To ensure that you aren’t just flying blind when it comes to taxes, sit down with your financial team and talk about the types of deductions you are eligible for, what kind of documentation you need and any other advantageous actions you should take throughout the year to make tax time less painful for your bottom line.

Do the Right Paperwork

From classifying your business accurately to doing payroll right, there are a lot of ways you can make inadvertent errors that can come back to haunt you at tax time. You may want to talk to an attorney about whether your business should be classed as a limited liability partnership, a limited liability company, an S corporation, a C corporation or a sole proprietor.

Once you start adding even one or two employees, things can get a lot more complicated.
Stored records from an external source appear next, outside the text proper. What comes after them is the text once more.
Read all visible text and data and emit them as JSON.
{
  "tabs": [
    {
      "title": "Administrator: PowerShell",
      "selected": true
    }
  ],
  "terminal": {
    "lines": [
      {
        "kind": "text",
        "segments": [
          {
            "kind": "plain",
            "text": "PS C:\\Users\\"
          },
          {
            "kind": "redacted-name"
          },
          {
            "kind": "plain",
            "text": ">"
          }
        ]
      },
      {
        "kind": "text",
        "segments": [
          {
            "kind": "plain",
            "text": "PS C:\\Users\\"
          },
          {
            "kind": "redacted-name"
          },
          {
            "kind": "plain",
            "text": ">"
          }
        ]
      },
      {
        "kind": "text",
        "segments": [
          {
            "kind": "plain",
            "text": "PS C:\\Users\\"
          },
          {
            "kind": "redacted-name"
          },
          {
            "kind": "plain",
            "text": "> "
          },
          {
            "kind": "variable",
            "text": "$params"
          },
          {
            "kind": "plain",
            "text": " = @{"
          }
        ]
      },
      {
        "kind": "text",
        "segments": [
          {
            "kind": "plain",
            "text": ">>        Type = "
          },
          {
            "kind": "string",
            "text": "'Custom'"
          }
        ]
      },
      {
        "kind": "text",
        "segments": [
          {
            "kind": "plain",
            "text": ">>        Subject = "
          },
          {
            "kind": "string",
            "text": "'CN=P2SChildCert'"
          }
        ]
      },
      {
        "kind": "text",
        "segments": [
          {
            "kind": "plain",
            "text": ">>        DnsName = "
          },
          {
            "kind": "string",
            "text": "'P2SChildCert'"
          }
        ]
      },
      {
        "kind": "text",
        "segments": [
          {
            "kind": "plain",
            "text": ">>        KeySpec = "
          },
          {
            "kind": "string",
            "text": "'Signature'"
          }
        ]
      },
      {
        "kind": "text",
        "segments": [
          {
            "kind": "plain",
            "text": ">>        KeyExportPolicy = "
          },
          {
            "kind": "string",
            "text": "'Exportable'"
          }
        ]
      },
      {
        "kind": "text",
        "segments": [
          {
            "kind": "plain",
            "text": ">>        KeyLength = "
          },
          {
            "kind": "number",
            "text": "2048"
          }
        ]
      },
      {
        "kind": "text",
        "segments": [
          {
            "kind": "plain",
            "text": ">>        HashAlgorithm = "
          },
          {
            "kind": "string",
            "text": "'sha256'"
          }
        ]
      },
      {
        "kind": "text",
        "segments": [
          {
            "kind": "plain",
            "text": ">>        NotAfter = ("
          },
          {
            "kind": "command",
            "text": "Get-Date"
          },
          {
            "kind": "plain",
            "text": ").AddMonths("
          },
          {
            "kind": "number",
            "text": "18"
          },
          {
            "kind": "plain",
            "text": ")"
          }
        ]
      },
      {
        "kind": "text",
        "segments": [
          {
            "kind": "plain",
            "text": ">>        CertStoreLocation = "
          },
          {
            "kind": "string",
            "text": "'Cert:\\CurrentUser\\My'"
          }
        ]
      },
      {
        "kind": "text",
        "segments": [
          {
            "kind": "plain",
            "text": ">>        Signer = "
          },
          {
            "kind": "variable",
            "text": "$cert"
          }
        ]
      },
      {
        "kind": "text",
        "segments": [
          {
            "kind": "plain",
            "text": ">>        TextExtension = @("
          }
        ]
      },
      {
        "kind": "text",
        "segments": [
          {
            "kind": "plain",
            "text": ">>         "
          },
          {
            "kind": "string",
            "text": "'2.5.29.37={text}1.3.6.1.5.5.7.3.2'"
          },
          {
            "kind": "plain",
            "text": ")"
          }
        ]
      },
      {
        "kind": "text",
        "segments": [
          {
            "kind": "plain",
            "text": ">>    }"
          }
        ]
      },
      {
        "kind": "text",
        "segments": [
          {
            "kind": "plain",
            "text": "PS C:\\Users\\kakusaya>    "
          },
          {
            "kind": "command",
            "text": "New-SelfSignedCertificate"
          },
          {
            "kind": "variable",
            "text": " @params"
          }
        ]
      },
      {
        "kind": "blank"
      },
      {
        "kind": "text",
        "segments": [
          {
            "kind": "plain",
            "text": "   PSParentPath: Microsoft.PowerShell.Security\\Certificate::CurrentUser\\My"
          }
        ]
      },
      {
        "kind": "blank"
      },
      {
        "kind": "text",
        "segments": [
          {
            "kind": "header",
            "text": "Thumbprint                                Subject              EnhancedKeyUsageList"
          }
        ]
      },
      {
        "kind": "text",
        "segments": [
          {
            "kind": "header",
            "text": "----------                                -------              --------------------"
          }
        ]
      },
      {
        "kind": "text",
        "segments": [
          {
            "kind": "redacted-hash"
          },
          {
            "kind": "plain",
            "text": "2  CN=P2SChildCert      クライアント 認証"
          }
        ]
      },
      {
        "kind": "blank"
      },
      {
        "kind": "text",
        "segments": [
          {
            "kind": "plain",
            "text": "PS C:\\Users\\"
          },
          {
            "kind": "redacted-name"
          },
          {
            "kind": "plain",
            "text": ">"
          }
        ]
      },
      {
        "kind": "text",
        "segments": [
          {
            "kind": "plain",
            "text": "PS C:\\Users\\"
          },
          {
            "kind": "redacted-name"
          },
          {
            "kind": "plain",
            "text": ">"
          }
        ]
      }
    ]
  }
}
For example, you need to make sure that payroll taxes are being paid accurately. This is usually best handled by professional, but be sure you choose a reputable company.

It may pay to go back to school and take a few business classes in order to gain the necessary knowledge. If money is already tight from launching your business, private student loans are available to invest in your future.

You also might need to reclassify your business if you are taking on employees. In fact, even if you don’t hire anyone, it’s worth taking a look at the structure of your business every few years to see if it needs to be reclassified. Another thing to keep in mind if you have employees is how benefit plans may affect your taxes.

You may be able to make deductions based on some benefits. However, from business structure to payroll tax to deductions, don’t assume that what worked last year will work this year. The old saying is that the only certain things are death and taxes, but the truth is that tax laws are ever-changing, and your strategies will need to change as well.

Put the Kids to Work

Depending on your business structure, there may be tax advantages to hiring your teenage children if they are under 18 and make under a certain amount.

This is another item you should check with your accountant, but this can be a great opportunity to teach them about responsibility and entrepreneurship while also potentially saving on payroll tax. You’re also keeping money in the family, and their wages could go toward college savings or bills that you normally pay, such as their phone bills.